O
dia 1º de abril marca os 59 anos do golpe militar de 1964. Este instaurou no
Brasil o Estado de Segurança Nacional - uma ditadura que durou 21 anos
(1964-1985). A ela seguiram-se 33 anos de transição pactuada e sem ruptura (1985-2018),
controlada pelos militares. Tudo isto acumulou forças para o golpe de 2016 e
desembocou no governo Bolsonaro (2019-2022), entusiasta da ditadura, de torturadores
e milicianos. Governo genocida que levou às máximas consequências o projeto consolidado
pela ditadura militar: a modernização fascista do capitalismo. Esta foi viabilizada
pelo mais exacerbado terrorismo de Estado, instrumento essencial do
totalitarismo de mercado – o neoliberalismo
em vigor.
A ditadura
militar brasileira é a segunda mais longeva de todas as que se instalaram na
América Latina nos anos 1950, 1960 e 1970 – a primeira é a do Paraguai
(1954-1989). Todas elas se espelharam no Brasil para a construção dos
respectivos aparatos repressivos. Atuaram em conjunto no continente na
famigerada Operação Condor. No
Brasil, as Forças Armadas articularam organicamente as polícias civis e
militares, a comunidade de informações
e grupos de extermínio (as atuais milícias) para trucidar opositores. O
empresariado, os latifundiários e a imprensa corporativa participaram
ativamente da repressão. Tortura, extermínio, desaparecimento forçado,
assassinato da memória, censura, ódio mortal aos Direitos Humanos se tornaram
políticas de Estado.
Em
todas as ditaduras latino-americanas houve forte protagonismo do imperialismo
estadunidense. Como no Brasil, todas adotaram a Doutrina de Segurança Nacional,
que preconiza o imperativo da eliminação dos inimigos internos, da guerra
ideológica permanente contra o comunismo. São inimigos internos a classe trabalhadora, o movimento estudantil, as
pessoas mobilizadas (organizadas ou não, armadas ou não) na luta contra o
regime. São inimigos internos também as classes
perigosas e torturáveis de sempre: a população pobre e periférica, as
pessoas consideradas pela ditadura subversivas,
marginais, supérfluas, diferentes. Todas e todos, afinal, que pudessem
colocar em risco projeto burguês de desenvolvimento
e segurança e a integridade do lema Deus,
Pátria e Família.
A política
indigenista da ditadura foi ecocida e genocida. Houve devastação da Amazônia,
como exigia o tal desenvolvimento e
segurança. Mais de dez mil indígenas foram exterminadas/os. Foram criados
campos de concentração para os Povos Indígenas como o Reformatório Krenak (Resplendor/MG)

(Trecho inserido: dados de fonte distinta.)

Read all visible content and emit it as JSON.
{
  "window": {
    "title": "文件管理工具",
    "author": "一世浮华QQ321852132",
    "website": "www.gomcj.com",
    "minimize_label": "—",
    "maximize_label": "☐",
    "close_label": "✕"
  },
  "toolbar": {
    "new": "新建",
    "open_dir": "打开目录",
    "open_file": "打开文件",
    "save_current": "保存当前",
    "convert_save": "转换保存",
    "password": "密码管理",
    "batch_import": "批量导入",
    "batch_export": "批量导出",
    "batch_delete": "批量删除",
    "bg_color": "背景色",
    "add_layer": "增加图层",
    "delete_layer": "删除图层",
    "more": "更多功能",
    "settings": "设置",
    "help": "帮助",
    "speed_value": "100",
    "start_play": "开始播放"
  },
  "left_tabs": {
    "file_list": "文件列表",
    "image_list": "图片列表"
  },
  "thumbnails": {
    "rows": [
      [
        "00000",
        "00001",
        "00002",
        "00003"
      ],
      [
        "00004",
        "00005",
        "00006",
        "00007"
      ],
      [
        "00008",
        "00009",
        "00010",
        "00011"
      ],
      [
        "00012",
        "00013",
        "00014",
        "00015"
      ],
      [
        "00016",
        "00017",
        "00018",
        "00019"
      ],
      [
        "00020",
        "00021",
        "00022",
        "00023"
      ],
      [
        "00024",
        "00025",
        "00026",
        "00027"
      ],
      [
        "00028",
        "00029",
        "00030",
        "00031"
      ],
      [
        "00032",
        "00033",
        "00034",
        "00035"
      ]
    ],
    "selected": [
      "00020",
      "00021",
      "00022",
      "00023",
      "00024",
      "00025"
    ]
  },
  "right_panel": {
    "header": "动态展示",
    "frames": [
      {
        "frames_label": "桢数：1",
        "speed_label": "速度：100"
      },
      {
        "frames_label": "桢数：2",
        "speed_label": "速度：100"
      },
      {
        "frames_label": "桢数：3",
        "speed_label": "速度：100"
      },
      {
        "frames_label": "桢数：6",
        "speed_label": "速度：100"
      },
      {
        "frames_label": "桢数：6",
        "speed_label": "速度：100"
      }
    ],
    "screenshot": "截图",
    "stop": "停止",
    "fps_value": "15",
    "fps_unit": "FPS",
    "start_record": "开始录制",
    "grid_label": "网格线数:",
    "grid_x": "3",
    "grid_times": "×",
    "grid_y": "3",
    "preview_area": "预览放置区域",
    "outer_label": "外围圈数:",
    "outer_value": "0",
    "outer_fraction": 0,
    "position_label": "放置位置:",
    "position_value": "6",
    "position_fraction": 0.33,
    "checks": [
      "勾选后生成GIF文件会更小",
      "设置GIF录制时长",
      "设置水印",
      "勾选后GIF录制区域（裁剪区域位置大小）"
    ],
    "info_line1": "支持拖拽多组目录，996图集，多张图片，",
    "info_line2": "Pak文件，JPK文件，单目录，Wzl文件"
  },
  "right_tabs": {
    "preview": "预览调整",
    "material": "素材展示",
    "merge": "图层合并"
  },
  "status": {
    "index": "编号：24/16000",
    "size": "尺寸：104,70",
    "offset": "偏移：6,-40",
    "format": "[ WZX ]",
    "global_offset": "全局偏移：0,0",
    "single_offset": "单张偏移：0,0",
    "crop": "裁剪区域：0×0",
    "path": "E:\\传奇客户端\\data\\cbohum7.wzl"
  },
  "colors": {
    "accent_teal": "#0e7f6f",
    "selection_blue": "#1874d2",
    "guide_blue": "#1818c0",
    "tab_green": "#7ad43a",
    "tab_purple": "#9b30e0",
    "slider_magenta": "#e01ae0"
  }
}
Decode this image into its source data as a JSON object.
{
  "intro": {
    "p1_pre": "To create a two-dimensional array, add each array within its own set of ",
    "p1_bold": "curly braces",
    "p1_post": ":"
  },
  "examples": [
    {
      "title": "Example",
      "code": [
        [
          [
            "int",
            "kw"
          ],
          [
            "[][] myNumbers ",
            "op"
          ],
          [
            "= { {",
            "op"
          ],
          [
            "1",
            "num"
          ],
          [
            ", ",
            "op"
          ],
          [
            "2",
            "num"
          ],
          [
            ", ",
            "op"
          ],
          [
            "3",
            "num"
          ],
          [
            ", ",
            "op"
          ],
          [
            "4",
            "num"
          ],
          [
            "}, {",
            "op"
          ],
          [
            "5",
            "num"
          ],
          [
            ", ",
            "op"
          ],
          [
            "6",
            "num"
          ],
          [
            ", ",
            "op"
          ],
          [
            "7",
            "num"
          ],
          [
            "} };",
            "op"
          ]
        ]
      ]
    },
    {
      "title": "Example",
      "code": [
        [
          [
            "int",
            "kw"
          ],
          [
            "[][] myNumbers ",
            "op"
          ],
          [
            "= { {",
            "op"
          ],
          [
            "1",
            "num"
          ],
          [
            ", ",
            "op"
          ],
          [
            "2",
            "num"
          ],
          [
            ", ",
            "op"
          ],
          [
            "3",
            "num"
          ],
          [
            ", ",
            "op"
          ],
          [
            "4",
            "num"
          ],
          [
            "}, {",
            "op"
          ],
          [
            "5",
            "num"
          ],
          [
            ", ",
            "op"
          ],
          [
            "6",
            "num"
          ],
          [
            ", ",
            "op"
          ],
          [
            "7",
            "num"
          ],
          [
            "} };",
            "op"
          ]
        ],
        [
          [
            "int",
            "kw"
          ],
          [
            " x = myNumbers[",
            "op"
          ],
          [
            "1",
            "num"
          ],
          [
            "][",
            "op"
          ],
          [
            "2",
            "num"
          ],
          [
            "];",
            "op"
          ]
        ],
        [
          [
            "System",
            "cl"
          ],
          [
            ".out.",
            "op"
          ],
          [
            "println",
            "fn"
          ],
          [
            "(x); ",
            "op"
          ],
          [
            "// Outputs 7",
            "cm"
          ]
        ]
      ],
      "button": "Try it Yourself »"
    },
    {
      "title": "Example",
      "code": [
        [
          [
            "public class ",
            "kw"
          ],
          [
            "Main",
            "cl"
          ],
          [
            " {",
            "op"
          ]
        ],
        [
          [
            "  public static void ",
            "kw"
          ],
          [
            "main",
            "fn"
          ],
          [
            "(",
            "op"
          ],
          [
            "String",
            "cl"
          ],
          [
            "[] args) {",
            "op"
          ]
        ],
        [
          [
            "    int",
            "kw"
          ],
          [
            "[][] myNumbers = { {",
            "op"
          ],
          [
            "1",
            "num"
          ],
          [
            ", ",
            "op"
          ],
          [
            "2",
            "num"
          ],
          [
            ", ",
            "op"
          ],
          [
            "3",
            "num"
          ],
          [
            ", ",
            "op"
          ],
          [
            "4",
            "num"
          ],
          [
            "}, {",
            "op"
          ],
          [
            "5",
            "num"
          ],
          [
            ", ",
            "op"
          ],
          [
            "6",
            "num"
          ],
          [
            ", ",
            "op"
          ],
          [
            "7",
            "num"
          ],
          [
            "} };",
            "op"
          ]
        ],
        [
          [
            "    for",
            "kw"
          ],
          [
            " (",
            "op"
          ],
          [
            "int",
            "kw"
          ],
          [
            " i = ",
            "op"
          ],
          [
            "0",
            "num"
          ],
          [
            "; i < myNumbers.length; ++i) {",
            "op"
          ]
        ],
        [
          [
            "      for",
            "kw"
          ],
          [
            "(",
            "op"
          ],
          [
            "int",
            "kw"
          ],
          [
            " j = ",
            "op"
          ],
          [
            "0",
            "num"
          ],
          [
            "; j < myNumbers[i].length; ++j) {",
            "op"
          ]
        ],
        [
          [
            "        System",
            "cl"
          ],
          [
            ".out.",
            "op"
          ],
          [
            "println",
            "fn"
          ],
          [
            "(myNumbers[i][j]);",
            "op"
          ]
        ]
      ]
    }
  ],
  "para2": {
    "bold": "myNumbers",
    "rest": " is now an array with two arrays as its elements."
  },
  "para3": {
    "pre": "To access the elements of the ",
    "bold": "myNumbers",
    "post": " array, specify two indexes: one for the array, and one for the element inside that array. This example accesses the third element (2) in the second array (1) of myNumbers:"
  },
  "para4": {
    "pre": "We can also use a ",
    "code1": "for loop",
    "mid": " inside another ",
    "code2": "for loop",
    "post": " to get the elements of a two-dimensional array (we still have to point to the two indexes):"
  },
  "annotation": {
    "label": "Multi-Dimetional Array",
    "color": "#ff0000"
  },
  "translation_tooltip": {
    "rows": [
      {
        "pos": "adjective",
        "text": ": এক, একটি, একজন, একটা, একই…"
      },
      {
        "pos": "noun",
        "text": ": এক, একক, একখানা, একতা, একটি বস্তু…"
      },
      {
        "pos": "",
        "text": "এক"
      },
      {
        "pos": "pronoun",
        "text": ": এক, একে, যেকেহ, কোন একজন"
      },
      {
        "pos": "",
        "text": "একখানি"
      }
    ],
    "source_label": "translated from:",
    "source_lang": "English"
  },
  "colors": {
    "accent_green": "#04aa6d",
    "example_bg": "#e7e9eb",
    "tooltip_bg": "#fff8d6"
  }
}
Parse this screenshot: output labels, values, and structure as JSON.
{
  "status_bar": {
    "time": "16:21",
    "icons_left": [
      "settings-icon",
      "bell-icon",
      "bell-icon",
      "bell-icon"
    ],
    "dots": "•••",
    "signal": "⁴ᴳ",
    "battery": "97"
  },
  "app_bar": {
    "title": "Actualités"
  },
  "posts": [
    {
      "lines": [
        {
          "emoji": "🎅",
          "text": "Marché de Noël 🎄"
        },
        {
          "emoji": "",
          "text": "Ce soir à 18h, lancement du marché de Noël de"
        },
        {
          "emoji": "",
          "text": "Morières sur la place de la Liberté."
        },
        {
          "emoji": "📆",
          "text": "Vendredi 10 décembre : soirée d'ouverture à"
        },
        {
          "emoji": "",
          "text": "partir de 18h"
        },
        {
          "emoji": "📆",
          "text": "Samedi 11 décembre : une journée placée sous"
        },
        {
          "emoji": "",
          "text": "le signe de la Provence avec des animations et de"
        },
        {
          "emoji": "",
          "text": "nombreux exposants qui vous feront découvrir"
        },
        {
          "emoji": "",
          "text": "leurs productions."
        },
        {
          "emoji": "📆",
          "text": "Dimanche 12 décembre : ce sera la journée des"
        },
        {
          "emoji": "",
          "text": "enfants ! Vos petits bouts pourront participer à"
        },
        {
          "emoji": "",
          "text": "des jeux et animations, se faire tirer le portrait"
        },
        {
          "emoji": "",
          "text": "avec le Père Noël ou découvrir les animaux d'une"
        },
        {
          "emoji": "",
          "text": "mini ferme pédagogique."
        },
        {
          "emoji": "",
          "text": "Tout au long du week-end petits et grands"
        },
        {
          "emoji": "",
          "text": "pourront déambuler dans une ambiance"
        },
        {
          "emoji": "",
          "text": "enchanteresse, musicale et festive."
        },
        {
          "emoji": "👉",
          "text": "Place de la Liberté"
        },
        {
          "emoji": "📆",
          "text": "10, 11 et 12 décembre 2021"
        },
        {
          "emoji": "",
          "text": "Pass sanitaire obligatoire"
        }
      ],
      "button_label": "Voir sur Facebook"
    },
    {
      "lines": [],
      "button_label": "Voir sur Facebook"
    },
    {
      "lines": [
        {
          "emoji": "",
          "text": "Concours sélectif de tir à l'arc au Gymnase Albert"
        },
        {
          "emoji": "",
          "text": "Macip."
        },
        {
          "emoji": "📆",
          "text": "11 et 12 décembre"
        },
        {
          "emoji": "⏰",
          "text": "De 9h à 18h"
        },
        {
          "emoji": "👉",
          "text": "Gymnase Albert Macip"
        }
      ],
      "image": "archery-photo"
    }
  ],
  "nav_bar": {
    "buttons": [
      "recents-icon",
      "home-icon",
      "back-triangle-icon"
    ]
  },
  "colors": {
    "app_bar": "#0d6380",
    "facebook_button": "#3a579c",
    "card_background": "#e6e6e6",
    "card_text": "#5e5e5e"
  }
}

e a Fazenda Guarani (Carmésia/MG), controlados pela FUNAI e pela polícia
militar de Minas Gerais. Foi genocida a política econômica de arrocho,
desemprego e fome. A repressão nas favelas e periferias atingiu sobretudo o
Povo Negro. Houve profusão de cemitérios clandestinos, locais de desova e valas
comuns – a do Cemitério D. Bosco (Perus, São Paulo) é a mais conhecida. Nela
foram encontradas 1043 ossadas, ainda não identificadas. Aí estão opositores da
ditadura mortos sob tortura e corpos periféricos chacinados pela polícia e
pelos esquadrões da morte. Há também muitas crianças certamente também vítimas
da repressão e do negacionismo da ditadura em relação à epidemia de meningite no
início dos anos 1970. As crianças foram alvo constante da ditadura. A operação
clandestina conhecida como Operação
Camanducaia sintetiza este horror: em 1974, 93 crianças e adolescentes
acusados de pequenos delitos foram sequestrados e presos por policiais de São Paulo.
Perto de Camanducaia/MG foram despidos, espancados e jogados em um barranco.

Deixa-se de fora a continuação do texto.